To understand ordinals, start from a question your work with set membership already makes natural: can we build *numbers* purely out of sets? Von Neumann's answer is a beautiful recursive construction. Define zero as the empty set: 0 = ∅. Then define each successive number as the set of all numbers that came before it: 1 = {0} = {∅}, 2 = {0, 1} = {∅, {∅}}, 3 = {0, 1, 2}, and so on. Every natural number is a finite set whose members are exactly its predecessors. Crucially, the ordering between ordinals is just set membership — n < m if and only if n ∈ m. You don't need a separate definition of "less than"; it falls out of the set structure itself.
What makes ordinals more than a clever encoding of the natural numbers is that this construction doesn't have to stop. After all the finite ordinals 0, 1, 2, 3, ..., there is nothing preventing us from forming their union: ω = {0, 1, 2, 3, ...}. This is the first transfinite ordinal — the smallest set that contains all natural numbers. Then ω + 1 = ω ∪ {ω} = {0, 1, 2, ..., ω}, and ω + 2 = {0, 1, 2, ..., ω, ω+1}, and so on. The sequence extends far beyond ω: ω·2, ω², ω^ω, and beyond. Each ordinal is the set of all ordinals before it, which means the collection of all ordinals is well-ordered by the membership relation.
The key structural property that makes ordinals so useful is well-ordering: every nonempty set of ordinals has a least element (its member that contains no other member of the set). You have already encountered the well-ordering principle and mathematical induction for the natural numbers — ordinals generalize exactly this. Transfinite induction works by the same logic: to prove a property holds for all ordinals, show it holds for 0, show that if it holds for all ordinals less than α then it holds for α, and handle the special case of limit ordinals (like ω) that have no immediate predecessor. This three-case structure — zero, successor, limit — is the heartbeat of virtually every transfinite proof.

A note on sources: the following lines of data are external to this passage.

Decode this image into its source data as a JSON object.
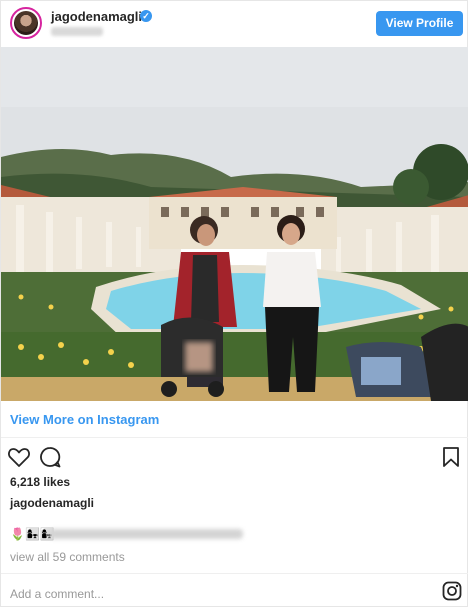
{
  "header": {
    "username": "jagodenamagli",
    "verified_icon": "verified-badge-icon",
    "view_profile_label": "View Profile"
  },
  "photo": {
    "description_icon": "post-photo"
  },
  "links": {
    "view_more": "View More on Instagram"
  },
  "actions": {
    "like_icon": "heart-icon",
    "comment_icon": "comment-icon",
    "save_icon": "bookmark-icon"
  },
  "post": {
    "likes": "6,218 likes",
    "caption_user": "jagodenamagli",
    "caption_emojis": "🌷👩‍👧👩‍👧",
    "view_comments": "view all 59 comments"
  },
  "footer": {
    "add_comment_placeholder": "Add a comment...",
    "logo_icon": "instagram-icon"
  },
  "colors": {
    "accent": "#3897f0",
    "text": "#262626",
    "muted": "#999999",
    "border": "#efefef"
  }
}
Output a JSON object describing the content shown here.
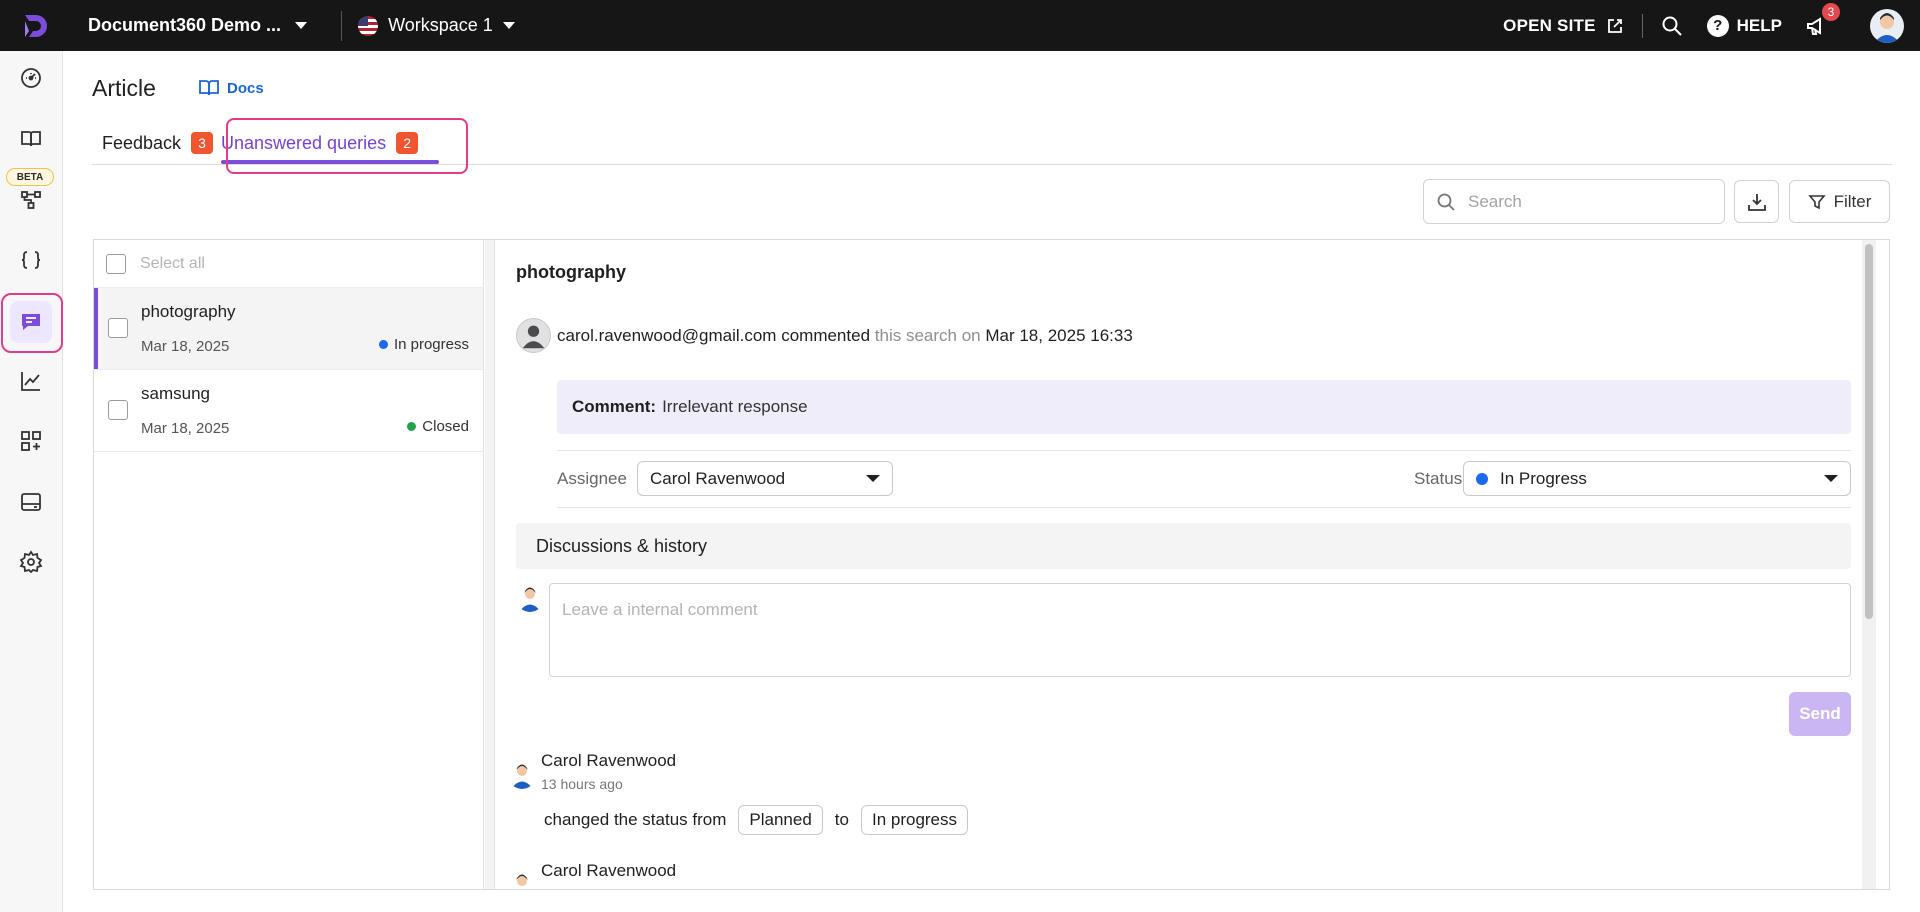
{
  "topbar": {
    "project_name": "Document360 Demo ...",
    "workspace": "Workspace 1",
    "open_site": "OPEN SITE",
    "help": "HELP",
    "notification_count": "3"
  },
  "sidebar": {
    "beta_label": "BETA",
    "items": [
      {
        "icon": "dashboard-icon"
      },
      {
        "icon": "book-icon"
      },
      {
        "icon": "workflow-icon"
      },
      {
        "icon": "api-braces-icon"
      },
      {
        "icon": "feedback-icon",
        "active": true
      },
      {
        "icon": "analytics-icon"
      },
      {
        "icon": "extensions-icon"
      },
      {
        "icon": "widget-icon"
      },
      {
        "icon": "settings-icon"
      }
    ]
  },
  "page": {
    "title": "Article",
    "docs_link": "Docs"
  },
  "tabs": [
    {
      "label": "Feedback",
      "count": "3"
    },
    {
      "label": "Unanswered queries",
      "count": "2",
      "active": true
    }
  ],
  "toolbar": {
    "search_placeholder": "Search",
    "filter_label": "Filter"
  },
  "list": {
    "select_all": "Select all",
    "items": [
      {
        "title": "photography",
        "date": "Mar 18, 2025",
        "status": "In progress",
        "status_color": "#1a6af0",
        "selected": true
      },
      {
        "title": "samsung",
        "date": "Mar 18, 2025",
        "status": "Closed",
        "status_color": "#22a34a"
      }
    ]
  },
  "detail": {
    "title": "photography",
    "commenter_email": "carol.ravenwood@gmail.com",
    "commented_word": "commented",
    "this_search_on": "this search on",
    "comment_datetime": "Mar 18, 2025 16:33",
    "comment_label": "Comment:",
    "comment_text": "Irrelevant response",
    "assignee_label": "Assignee",
    "assignee_value": "Carol Ravenwood",
    "status_label": "Status",
    "status_value": "In Progress",
    "status_color": "#1a6af0",
    "discussions_title": "Discussions & history",
    "comment_placeholder": "Leave a internal comment",
    "send_label": "Send",
    "history": [
      {
        "name": "Carol Ravenwood",
        "time": "13 hours ago",
        "action": "changed the status from",
        "from": "Planned",
        "to_word": "to",
        "to": "In progress"
      },
      {
        "name": "Carol Ravenwood"
      }
    ]
  },
  "colors": {
    "accent": "#7c4ddb",
    "highlight": "#e23c88",
    "badge": "#f0552f"
  }
}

Ordinals capture *order type*, not just size. Two sets can have the same cardinality but different ordinal structure. The set {0, 1, 2, ...} has order type ω (a first element, no last). The set {..., -2, -1, 0} has no first element — it is not well-ordered — and so has no ordinal. Even among well-orderings of the same size, {1, 2, 3, ..., 0} (natural numbers followed by zero at the end) has order type ω + 1, not ω, because there is now a last element. Ordinals are precisely the canonical representatives of well-ordering types: each well-ordered set is order-isomorphic to exactly one ordinal. This is why ordinals are foundational — they provide the standard yardstick against which any well-ordered structure is measured.